Natürlich lassen sich gute Argumente für Gioachinos Deutung des Lindenbaum finden und man kann das Lied so verstehen. Damit gibt man dem Zyklus insgesamt aber einen dramaturgischen Aufbau, den man mit ebenso gutem Recht und guten Argumenten anzweifeln darf.
Was den Gesamtkontext Tod angeht, gibt es sicher keine Zweifel. Was aber den Prozess, den der Reisende hier durchläuft angeht, sehe ich den Lindenbaum durchaus noch am Anfang der Selbstdestruktion und wir sind hier keinesfalls schon beim greisen Kopf, beim Wegweiser oder gar im Wirtshaus, diesem Endpunkt aller Verzweiflung.
Bis zum Frühlingstraum gibt für mich es noch eine sehnsuchtsvolle Erinnerungs-Gegenwelt, so fern und vergangen sie auch immer sein mag, aber der Abglanz ist noch lebendig. Erst als die Erinnerung an Alles Schöne und damit alle Hoffnung ausgelöscht und regelrecht erfroren ist, ist die innere Verwahrlosung und Zerstörung komplett und selbst der Tod kann da nichts mehr retten- sogar er verweigert fortan seinen Trost.
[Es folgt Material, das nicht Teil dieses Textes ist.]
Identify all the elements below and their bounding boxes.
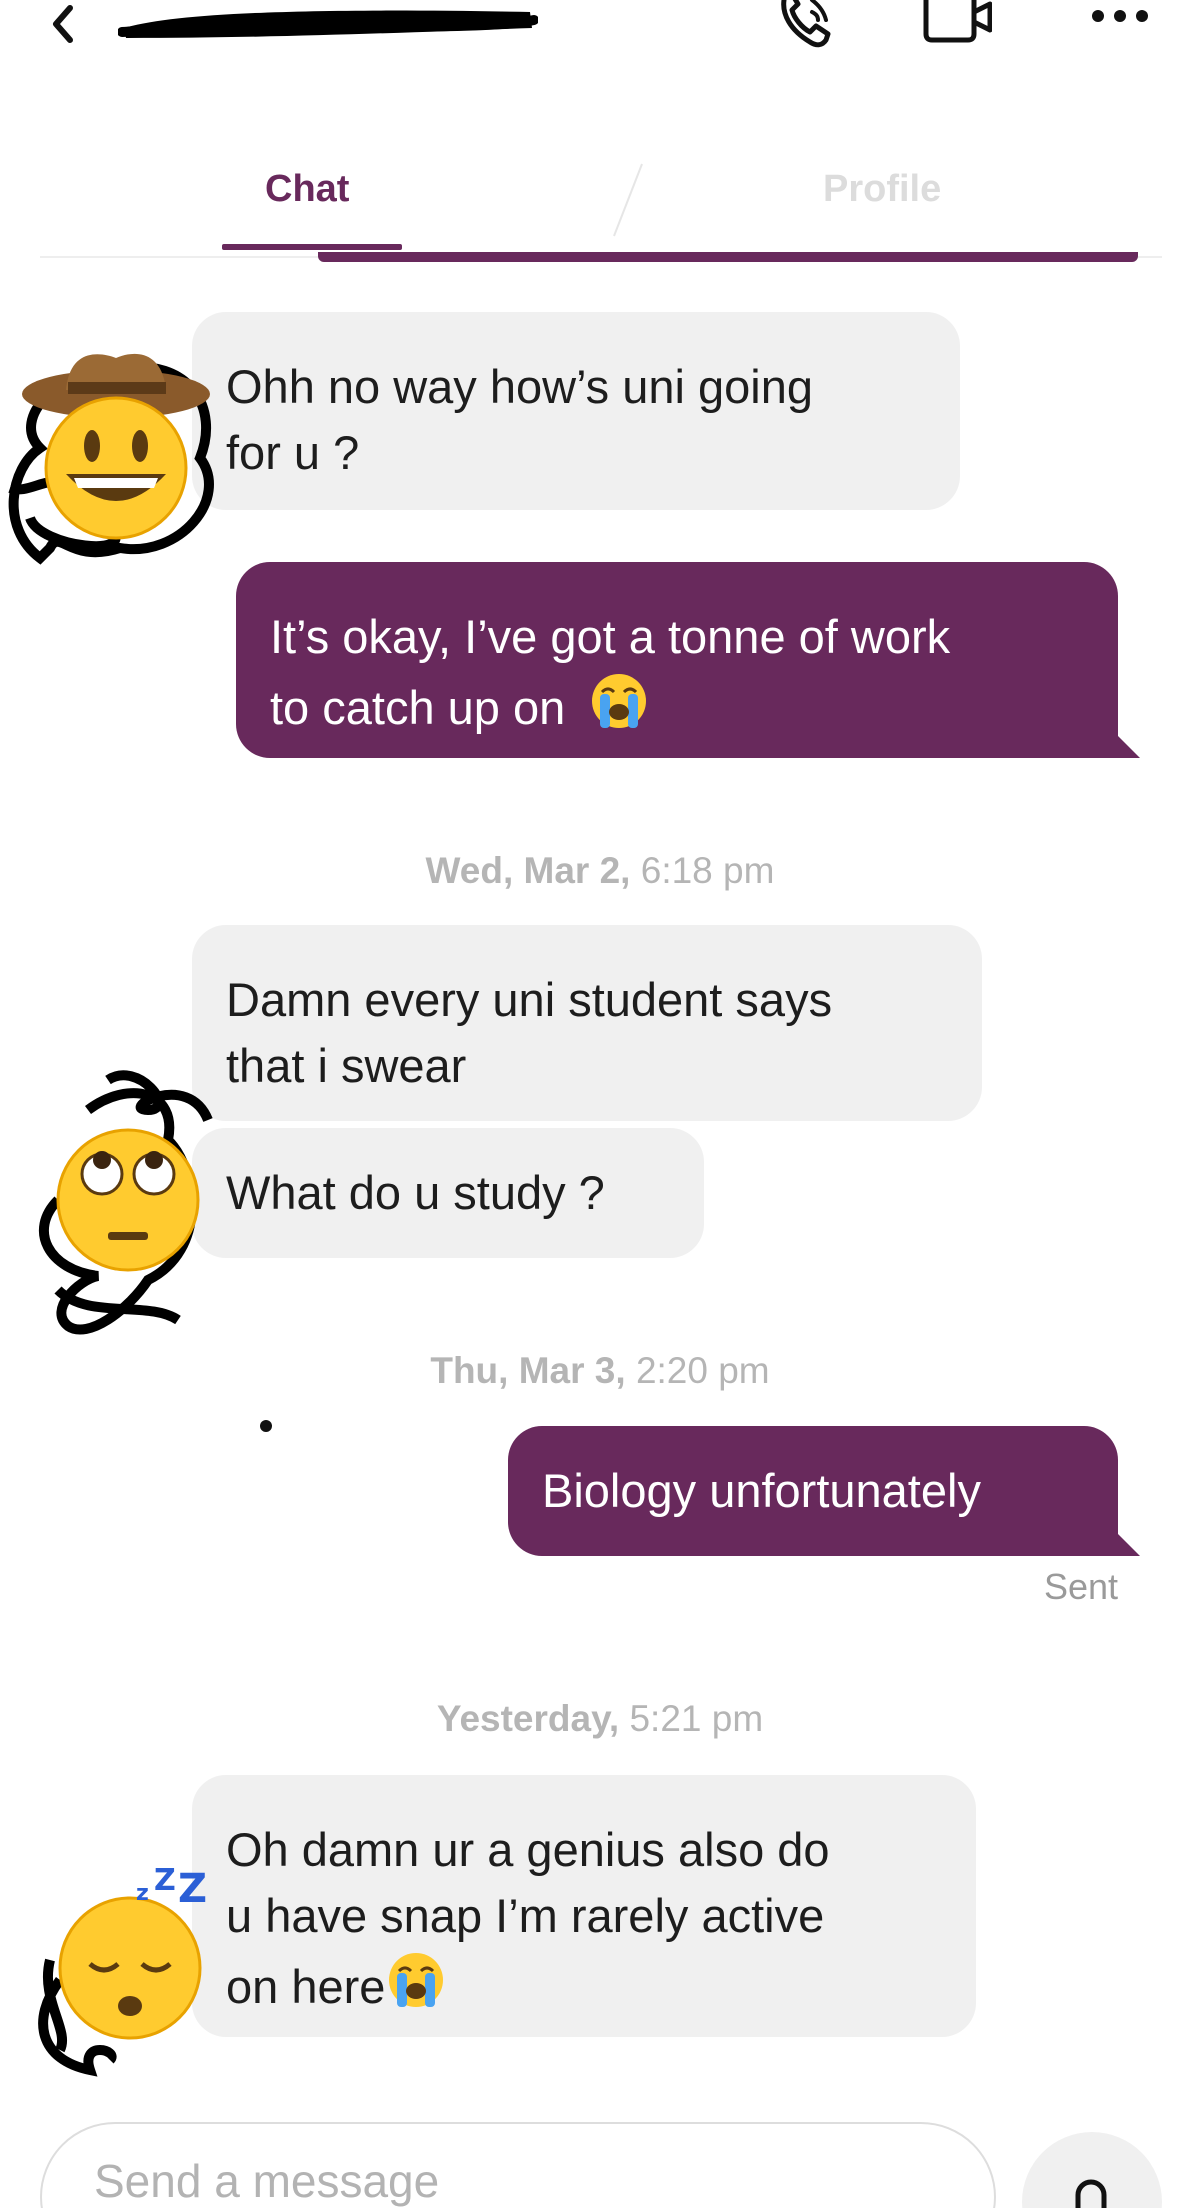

Der Lindenbaum ist aber noch am Anfang dieses Zersetzungsprozesses.
Wie ich oben schon sagte: der Kontext ist natürlich Tod, und daran partizipiert das Lied. Aber sein Besonderes, sein Kontrast ist, dass es Erinnerung mobilisiert. Und die ist (@ Fairy: ich bin da ganz bei Dir!) heimatlich, "traulich", schön. Wie Du ja selber sagst, Gioachino, das Idyll war einmal - real, und es wird erinnert. Und die Sehnsucht dorthin zurück hat natürlich, indem sie einen irrealen Index hat, auch etwas konkret-lebensfeindliches/lebensfremdes. Aber wenn wir jeden Seufzer der Menschen, wenn sie sich zueinen lang vergangenen Glücksmoment zurücksehnen, gleich als Todeswunsch interpretieren würden, wo kämen wir hin?
Ja, so empfinde ich das auch. Und ich will nochmal deutlich auf das Symbol Baum hinweisen. Der Baum ist ein Symbol des Lebens und nicht des Todes. So wie auch der Brunnen an dem er steht. Und der Baum beschwört das Lebendige, das Grünende das Frohe und das Liebevolle,die Kraft, die Treue, die Verwurzelung.
All das hat unser Reisender verloren, aber es steht ihm hier noch einmal vor Augen und er muss deshalb die Augen schliessen (selbst im Dunkeln schliesst er sie ja noch! ) und blind daran vorübergehen, weil er eben keinen Zugang mehr dazu haben darf.
Rein musikalisch betrachtet: die Tonart, der Rythmus, das Vorspiel, das Nachspiel- sind das Todesmelodien? Nein, das ist Sehnsucht, aber nicht disharmonische zerreissende oder auflehnende Sehnsucht wie sie spâter kommt, sondern noch sanfte, harmonische Sehnsucht nach dem schônen Verlorenen. Und all die genialen Echos die Schubert einkomponiert hat. Das sind die Echos einer heimatlcihen freundlichen Welt. Verloren, aber hier noch wehmütig erinnert.
Man kann die Gesamt-Dramaturgie sicher auch umdrehen und die schlimmste Todesnähe an den Beginn(Lied 5 von 24) setzen, wie das Gioachino oben tut. Aber m.E gibt das musikalisch keinen rechten Sinn. Auchmusikalisch geht der Zyklus nämlich zur Auflôsung hin, man muss sich dazu nur die letzten Lieder ansehen. Beim Lindenbaum ist noch nichts mit Auflösung und totalem Identitätsverlust. Der Irrsinn ist zwar nicht mehr weit, aber er hat noch nicht wirklich Besitz ergriffen. Vielleicht hat gerade dieses Zwischenstadium zwischen Melancholie und Wahn das Lied so populâr und ergreifend gemacht? Noch besteht immerhin ein kleines Fünkchen Hoffnung, und damit auch eine Identifikationsflâche für den Zuhörer ,denn die Erinnerung an die Liebe/die Heimat ist noch lebendig.
Mit dem Lindenbaum können auch Lieschen Müller und ihr Michel noch mit, mit dem Wirtshaus und dem Leiermann aber lange nicht mehr!
F.Q.
P.S. Christian Gerhaher und Gerold Huber interpretieren den Lindenbaum genau in meinem Sinn- celestement die Echos der Erinnerung!